Nicht zu vergessen Autoren wie etwa Peter Handke (Jg. 1942), von dem ich u.a. die in 20 Briefumschläge gepackten „Deutschen Gedichte“ (1969 erschienen bei euphorion) beim Sortieren finde. Natürlich ist auch Peter Härtling (1933-2017) vertreten, u.a. mit der Gedichte-Sammlung „Anreden“ (1977 bei Luchterhand), in der auf Seite 58 ein Text über Marylin Monroe abgedruckt ist. Mit Härtling, der zuletzt in Mörfelden-Walldorf lebte, kam ich erstmals in Kontakt, als ich ihn 1978 für den WDR in Bergen-Enkheim aufsuchte, wo er gerade (u.a. nach Wolfgang Koeppen, Karl Krolow und Peter Rühmkorf) zum Stadtschreiber gewählt worden war.

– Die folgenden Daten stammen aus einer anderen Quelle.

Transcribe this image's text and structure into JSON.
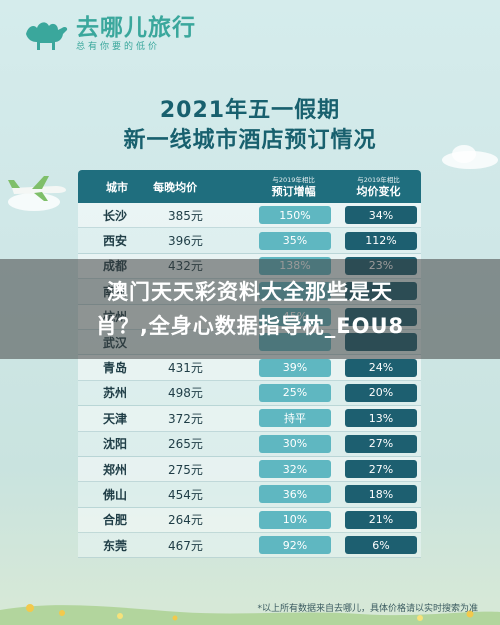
{
  "brand": {
    "name": "去哪儿旅行",
    "slogan": "总有你要的低价"
  },
  "title": {
    "line1": "2021年五一假期",
    "line2": "新一线城市酒店预订情况"
  },
  "table": {
    "headers": {
      "city": "城市",
      "avg_price": "每晚均价",
      "booking_note": "与2019年相比",
      "booking": "预订增幅",
      "avg_note": "与2019年相比",
      "avg_change": "均价变化"
    },
    "rows": [
      {
        "city": "长沙",
        "price": "385元",
        "booking": "150%",
        "avg": "34%"
      },
      {
        "city": "西安",
        "price": "396元",
        "booking": "35%",
        "avg": "112%"
      },
      {
        "city": "成都",
        "price": "432元",
        "booking": "138%",
        "avg": "23%"
      },
      {
        "city": "南京",
        "price": "",
        "booking": "",
        "avg": ""
      },
      {
        "city": "杭州",
        "price": "",
        "booking": "45%",
        "avg": ""
      },
      {
        "city": "武汉",
        "price": "",
        "booking": "",
        "avg": ""
      },
      {
        "city": "青岛",
        "price": "431元",
        "booking": "39%",
        "avg": "24%"
      },
      {
        "city": "苏州",
        "price": "498元",
        "booking": "25%",
        "avg": "20%"
      },
      {
        "city": "天津",
        "price": "372元",
        "booking": "持平",
        "avg": "13%"
      },
      {
        "city": "沈阳",
        "price": "265元",
        "booking": "30%",
        "avg": "27%"
      },
      {
        "city": "郑州",
        "price": "275元",
        "booking": "32%",
        "avg": "27%"
      },
      {
        "city": "佛山",
        "price": "454元",
        "booking": "36%",
        "avg": "18%"
      },
      {
        "city": "合肥",
        "price": "264元",
        "booking": "10%",
        "avg": "21%"
      },
      {
        "city": "东莞",
        "price": "467元",
        "booking": "92%",
        "avg": "6%"
      }
    ]
  },
  "banner": {
    "line1": "澳门天天彩资料大全那些是天",
    "line2": "肖？,全身心数据指导枕_EOU8"
  },
  "footnote": "*以上所有数据来自去哪儿，具体价格请以实时搜索为准",
  "colors": {
    "header": "#1f6e7e",
    "booking_pill": "#5fb7c1",
    "avg_pill": "#1d5f70",
    "brand": "#3aa79c"
  }
}
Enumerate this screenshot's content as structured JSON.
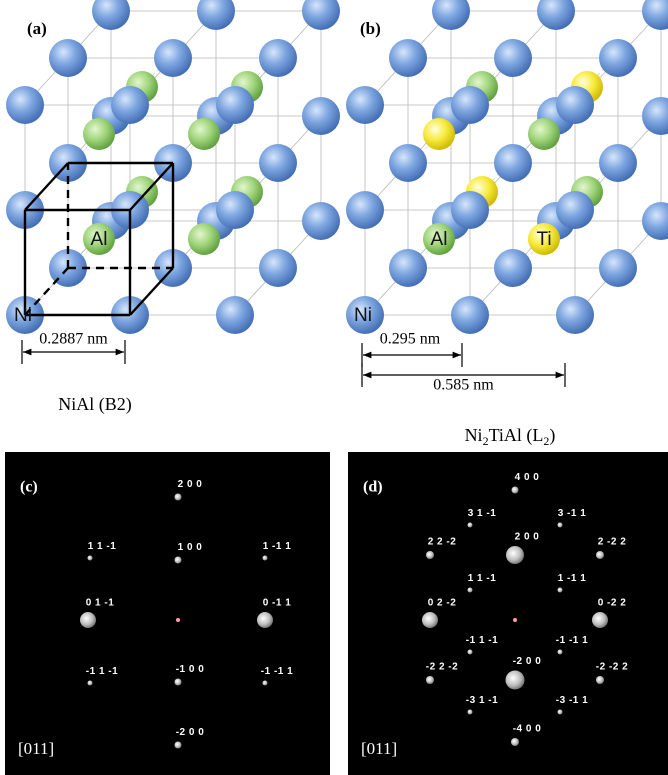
{
  "panels": [
    {
      "label": "(a)",
      "atom_labels": [
        "Ni",
        "Al"
      ],
      "dimensions": [
        "0.2887 nm"
      ],
      "caption": [
        {
          "text": "NiAl (B2)"
        }
      ]
    },
    {
      "label": "(b)",
      "atom_labels": [
        "Ni",
        "Al",
        "Ti"
      ],
      "dimensions": [
        "0.295 nm",
        "0.585 nm"
      ],
      "caption": [
        {
          "text": "Ni"
        },
        {
          "text": "2",
          "sub": true
        },
        {
          "text": "TiAl (L"
        },
        {
          "text": "2",
          "sub": true
        },
        {
          "text": ")"
        }
      ]
    }
  ],
  "patterns": [
    {
      "label": "(c)",
      "zone_axis": "[011]",
      "spots": [
        "2 0 0",
        "1 0 0",
        "-1 0 0",
        "-2 0 0",
        "1 1 -1",
        "1 -1 1",
        "0 1 -1",
        "0 -1 1",
        "-1 1 -1",
        "-1 -1 1"
      ]
    },
    {
      "label": "(d)",
      "zone_axis": "[011]",
      "spots": [
        "4 0 0",
        "3 1 -1",
        "3 -1 1",
        "2 2 -2",
        "2 0 0",
        "2 -2 2",
        "1 1 -1",
        "1 -1 1",
        "0 2 -2",
        "0 -2 2",
        "-1 1 -1",
        "-1 -1 1",
        "-2 2 -2",
        "-2 0 0",
        "-2 -2 2",
        "-3 1 -1",
        "-3 -1 1",
        "-4 0 0"
      ]
    }
  ]
}
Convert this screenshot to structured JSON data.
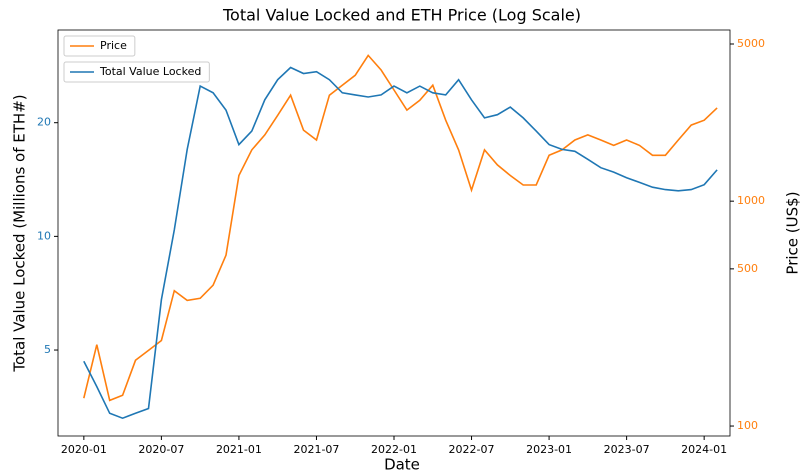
{
  "chart_data": {
    "type": "line",
    "title": "Total Value Locked and ETH Price (Log Scale)",
    "x_label": "Date",
    "y_label": "Total Value Locked (Millions of ETH#)",
    "y2_label": "Price (US$)",
    "x": [
      "2020-01",
      "2020-02",
      "2020-03",
      "2020-04",
      "2020-05",
      "2020-06",
      "2020-07",
      "2020-08",
      "2020-09",
      "2020-10",
      "2020-11",
      "2020-12",
      "2021-01",
      "2021-02",
      "2021-03",
      "2021-04",
      "2021-05",
      "2021-06",
      "2021-07",
      "2021-08",
      "2021-09",
      "2021-10",
      "2021-11",
      "2021-12",
      "2022-01",
      "2022-02",
      "2022-03",
      "2022-04",
      "2022-05",
      "2022-06",
      "2022-07",
      "2022-08",
      "2022-09",
      "2022-10",
      "2022-11",
      "2022-12",
      "2023-01",
      "2023-02",
      "2023-03",
      "2023-04",
      "2023-05",
      "2023-06",
      "2023-07",
      "2023-08",
      "2023-09",
      "2023-10",
      "2023-11",
      "2023-12",
      "2024-01",
      "2024-02"
    ],
    "series": [
      {
        "name": "Total Value Locked",
        "color": "#1f77b4",
        "axis": "y",
        "values": [
          4.67,
          4.0,
          3.4,
          3.3,
          3.4,
          3.5,
          6.8,
          10.4,
          17,
          25,
          24,
          21.6,
          17.5,
          19,
          23,
          26,
          28,
          27,
          27.3,
          26,
          24,
          23.7,
          23.4,
          23.7,
          25,
          24,
          25,
          24,
          23.7,
          26,
          23,
          20.6,
          21,
          22,
          20.6,
          19,
          17.5,
          17,
          16.8,
          16,
          15.2,
          14.8,
          14.3,
          13.9,
          13.5,
          13.3,
          13.2,
          13.3,
          13.7,
          15
        ]
      },
      {
        "name": "Price",
        "color": "#ff7f0e",
        "axis": "y2",
        "values": [
          133,
          230,
          130,
          137,
          196,
          217,
          240,
          400,
          362,
          370,
          423,
          575,
          1300,
          1690,
          1970,
          2410,
          2960,
          2070,
          1870,
          2960,
          3280,
          3630,
          4450,
          3830,
          3120,
          2540,
          2810,
          3280,
          2290,
          1690,
          1120,
          1690,
          1450,
          1300,
          1180,
          1180,
          1600,
          1690,
          1870,
          1970,
          1870,
          1770,
          1870,
          1770,
          1600,
          1600,
          1870,
          2180,
          2290,
          2600
        ]
      }
    ],
    "xlim": [
      "2019-11",
      "2024-03"
    ],
    "xticks": [
      "2020-01",
      "2020-07",
      "2021-01",
      "2021-07",
      "2022-01",
      "2022-07",
      "2023-01",
      "2023-07",
      "2024-01"
    ],
    "ylim": [
      2.96,
      35.2
    ],
    "yticks": [
      5,
      10,
      20
    ],
    "y_log": true,
    "y2lim": [
      90.3,
      5770
    ],
    "y2ticks": [
      100,
      500,
      1000,
      5000
    ],
    "y2_log": true,
    "grid": false,
    "legend_loc": "upper left"
  }
}
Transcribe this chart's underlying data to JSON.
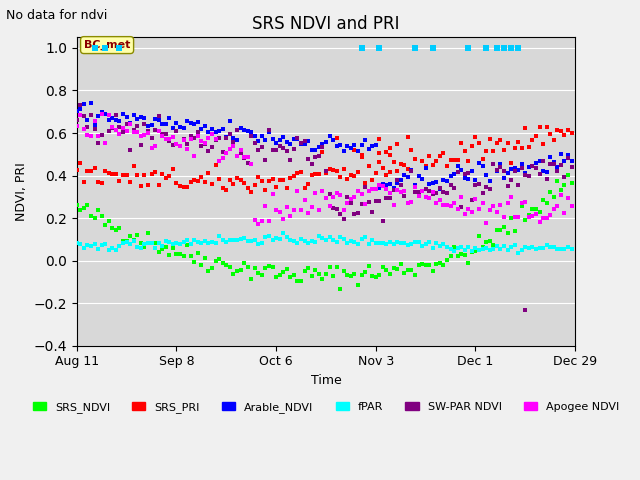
{
  "title": "SRS NDVI and PRI",
  "xlabel": "Time",
  "ylabel": "NDVI, PRI",
  "no_data_text": "No data for ndvi",
  "bc_met_label": "BC_met",
  "ylim": [
    -0.4,
    1.05
  ],
  "yticks": [
    -0.4,
    -0.2,
    0.0,
    0.2,
    0.4,
    0.6,
    0.8,
    1.0
  ],
  "xtick_labels": [
    "Aug 11",
    "Sep 8",
    "Oct 6",
    "Nov 3",
    "Dec 1",
    "Dec 29"
  ],
  "series_colors": {
    "SRS_NDVI": "#00ff00",
    "SRS_PRI": "#ff0000",
    "Arable_NDVI": "#0000ff",
    "fPAR": "#00ffff",
    "SW-PAR_NDVI": "#800080",
    "Apogee_NDVI": "#ff00ff"
  }
}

Von den (damals) jüngeren Autoren ist der schreibfreudige Manfred Hausin (Jg. 1951) zu nennen, der 1991 bei Fackelträger den Band „Als ich einmal ein Dichter war“ veröffentlichte, bei den Davids Drucken 1997 mit den schelmischen Versen „Betteln und Hausin verboten!“ aufwartete und mit dem ich das Vergnügen hatte, ihn bereits 1972 als „Heide-Dichter“ in der Hannoverschen Allgemeinen Zeitung zu porträtieren.
Im Grunde reicht eine Folge dieser Kolumne nicht aus, um all jene mit ihren Werken zu nennen, die zu erwähnen wären. So z.B. natürlich Heinrich Heine (1797-1856), von dem ich gar 19 Lyrikbände mein eigen nenne, und der nicht nur mit „Deutschland – ein Wintermärchen“ (1946, gleich nach Kriegsende beim Wedding Verlag neu aufgelegt) zum Lyrik-Kanon zählt, sondern auch mit seinem „Loreley-Gedicht“ (zu finden im 1997 als Aufbau TB veröffentlichten Gedichteband „Lebensfahrt“) in Erinnerung bleibt.
Erwähnung finden sollen zudem Autoren wie Günter Herburger (u.a. „Training“, 1970 als Luchterhand Typoskript), Stephan Hermlin (u.a. „22 Balladen“ 1947 bei Volk und Welt) und selbstverständlich Hermann Hesse (u.a. „Vom Baum des Lebens“, 1952 erschienen in der Insel-Bibliothek), der rund 1.400 Gedichte hinterlassen hat, von denen jedes 10. ein Liebesgedicht war. Zu nennen wären sicher auch noch Friedrich Hölderlin (1770-1843), Ricarda Huch (1864-1947) und Hadayat-Ullah PG Hübsch (1946-2011), der 1969 bei Luchterhand mit dem nur 62 Seiten dicken Bändchen „mach was du willst“ debütierte.
Bliebe als letztes noch der Blick auf zwei Autoren, die mir wichtig sind: Jakob von Hoddies (1887-1942), der expressionistische Dichter, der u.a. mit seinem Gedicht „Weltende“ (enthalten in dem gleichnamigen Lyrikband, der 2001 bei Arche noch einmal erschienen ist) im Lyrik-Olymp seinen Platz hat. Und schließlich noch der Hinweis auf Ted Hughes „Birthday Letters“ (1998 im Programm der Frankfurter Verlagsanstalt). Warum ich gerade dieses Buch erwähne? Weil als Übersetzer kein anderer als Robert Habeck, der amtierende Vizekanzler dieser Republik, im Impressum genannt wird.